More than three years have passed since the Lehman Brothers collapse shoved the United States economy to the brink of a second Great Depression. And today, with unemployment and home foreclosure rates still high, it’s easy to understand why Americans remain glum about their economic futures.
Indeed, the conventional wisdom stipulates that the BRIC nations of Brazil, Russia, India, and China collectively represent the rising economic powers of the 21st century. India, in particular, has been praised by many economists for its combination of political democracy, economic capitalism, and English-fluent western culture.
Before Americans permit themselves to feel too threatened by the Indian economy, though, they may wish to consider a watershed decision that was announced by government officials in New Delhi last week. Apparently, India is not as prepared to embrace the principles of free-market global capitalism as its government previously led us to believe. And as a result, India’s economic competitiveness may well suffer the consequences of domestic protectionism.
A Nation Of Shop Owners
Throughout history, the structure of India’s retail economy has remained rooted in community tradition. As was the case in the pre-industrial era of the United States, the vast majority of Indian citizens purchase merchandise from the owners of tiny, privately owned kirana shops.
Some Americans still bemoan the loss of traditional self-employed shop keepers; nevertheless, they have continually flocked to successively larger and more efficient retailers. Indeed, American shoppers themselves have accelerated the modernization of the consumer economy by gravitating from urban department stores (like Wanamaker’s and Macy’s) to suburban mall-based chains (like Sears and J.C. Penney), and then on to warehouse style superstores (like Walmart and Costco).
Late last month, Indian government representatives finally announced that they would permit foreign retailers to operate majority-owned supermarkets within their national borders. In fact, they explicitly acknowledged that they hoped this decision would trigger the modernization of their retail industry. However, after just a few weeks of protest by protectionist domestic forces, the Indian government suddenly decided to reverse course last week.
Why does it matter whether consumers purchase merchandise from tiny shops or gigantic super-stores? How does it affect the economy of a nation?
To be sure, many pundits bewail the loss of traditional American downtowns, with their tiny privately owned shops, to large-scale suburban developments. To such traditionalists, American society would be far more prosperous if citizens shun the automobile culture and embrace “livable” communities, residing in homes that are located within walking distance of human scale business districts.
Although towns in states such as Oregon and Vermont have indeed prospered within such urban planning environments, the modern American economy has nevertheless reaped the benefits of expanding economies of scale. Walmart, for instance, has grown to become the largest employer in the United States, selling merchandise to American consumers at prices far cheaper than any one could possibly find at smaller stores.
Why Competition Matters
It is important to note that the Indian government hasn’t simply limited the size of newly proposed domestic retail projects. It also continues to protect Indian-owned businesses by prohibiting any retail projects, of any size, that are majority owned by foreign firms.

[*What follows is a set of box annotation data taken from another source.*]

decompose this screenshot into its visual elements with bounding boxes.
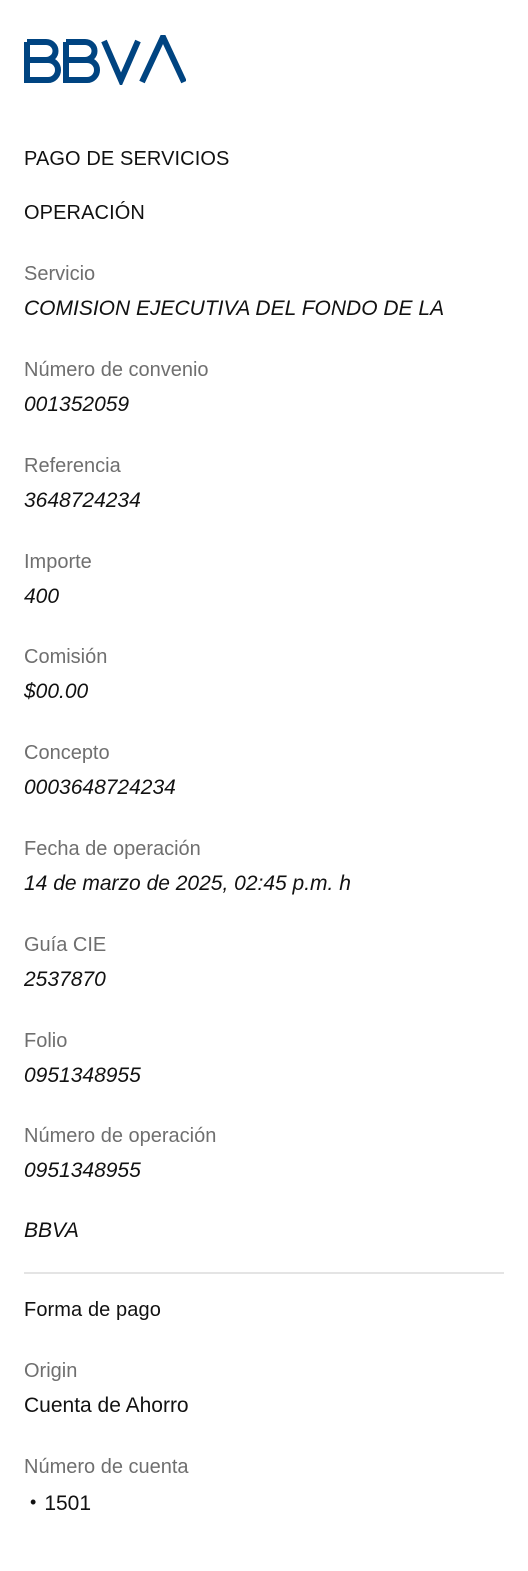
field-value: $00.00 xyxy=(24,680,89,703)
field-referencia: Referencia 3648724234 xyxy=(24,454,504,513)
field-label: Importe xyxy=(24,551,92,573)
field-folio: Folio 0951348955 xyxy=(24,1029,504,1088)
bbva-logo xyxy=(24,35,186,85)
field-label: Origin xyxy=(24,1360,78,1382)
field-comision: Comisión $00.00 xyxy=(24,645,504,704)
field-importe: Importe 400 xyxy=(24,550,504,609)
section-title-forma-de-pago: Forma de pago xyxy=(24,1299,161,1321)
page-title: PAGO DE SERVICIOS xyxy=(24,148,230,170)
field-fecha-operacion: Fecha de operación 14 de marzo de 2025, … xyxy=(24,837,504,896)
field-concepto: Concepto 0003648724234 xyxy=(24,741,504,800)
field-label: Folio xyxy=(24,1030,68,1052)
bullet-icon: • xyxy=(30,1492,37,1512)
field-value: 0003648724234 xyxy=(24,776,176,799)
field-value: 0951348955 xyxy=(24,1064,141,1087)
field-label: Fecha de operación xyxy=(24,838,201,860)
field-numero-convenio: Número de convenio 001352059 xyxy=(24,358,504,417)
field-numero-operacion: Número de operación 0951348955 xyxy=(24,1124,504,1183)
field-value: 2537870 xyxy=(24,968,106,991)
section-title-operation: OPERACIÓN xyxy=(24,202,145,224)
field-value: 3648724234 xyxy=(24,489,141,512)
field-label: Comisión xyxy=(24,646,108,668)
account-number-digits: 1501 xyxy=(44,1492,92,1515)
bank-name: BBVA xyxy=(24,1219,79,1242)
field-value: 001352059 xyxy=(24,393,130,416)
field-value: COMISION EJECUTIVA DEL FONDO DE LA xyxy=(24,297,445,320)
field-guia-cie: Guía CIE 2537870 xyxy=(24,933,504,992)
field-numero-cuenta: Número de cuenta • 1501 xyxy=(24,1455,504,1516)
field-servicio: Servicio COMISION EJECUTIVA DEL FONDO DE… xyxy=(24,262,504,321)
field-label: Número de operación xyxy=(24,1125,217,1147)
field-label: Número de cuenta xyxy=(24,1456,189,1478)
field-label: Número de convenio xyxy=(24,359,209,381)
field-value: 400 xyxy=(24,585,60,608)
account-number: • 1501 xyxy=(24,1490,504,1516)
field-value: 0951348955 xyxy=(24,1159,141,1182)
field-label: Servicio xyxy=(24,263,96,285)
field-origin: Origin Cuenta de Ahorro xyxy=(24,1359,504,1418)
field-label: Guía CIE xyxy=(24,934,107,956)
field-value: 14 de marzo de 2025, 02:45 p.m. h xyxy=(24,872,351,895)
field-label: Concepto xyxy=(24,742,110,764)
divider xyxy=(24,1272,504,1274)
field-value: Cuenta de Ahorro xyxy=(24,1394,189,1417)
field-label: Referencia xyxy=(24,455,121,477)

Such a decision clearly limits the amount of competition that can occur in the retail industry, a limitation that profoundly affects the market itself. That’s because competition, by its very nature, drives innovation in product characteristics, customer service, and other functions.
Consider, for instance, whether Microsoft would have been driven to improve its Windows software if not for the competitive challenges of firms like Apple and Google. And consider whether American, Delta, and United Airlines would have been similarly driven without competition from rivals like Southwest and JetBlue.
Does any one doubt that product and service innovation would slow if such competitive forces were to suddenly disappear? In the Indian retail industry, though, such forces have never been present at all.
Protectionism, American Style
The United States, of course, is hardly a pure bastion of free market capitalism. Insurance companies, for instance, are still restricted from selling certain types of policies across state lines. And many American farmers are still paid subsidies to help protect them from market price fluctuations.
The American retail industry, though, is continually challenged by foreign store chains at both ends of the economic spectrum. The Swedish mass market “fast fashion” retailer Hennes & Mauritz (H&M), for instance, has expanded from a single American location to almost two hundred in slightly over a decade. And in the automobile sector, numerous European and Asian manufacturers compete with America’s “Big Three” in the United States.
So despite its continuing economic doldrums, the American economy still maintains competitive advantages that do not exist in other nations. Such advantages may yet succeed in generating levels of economic activity that can return the nation to prosperity.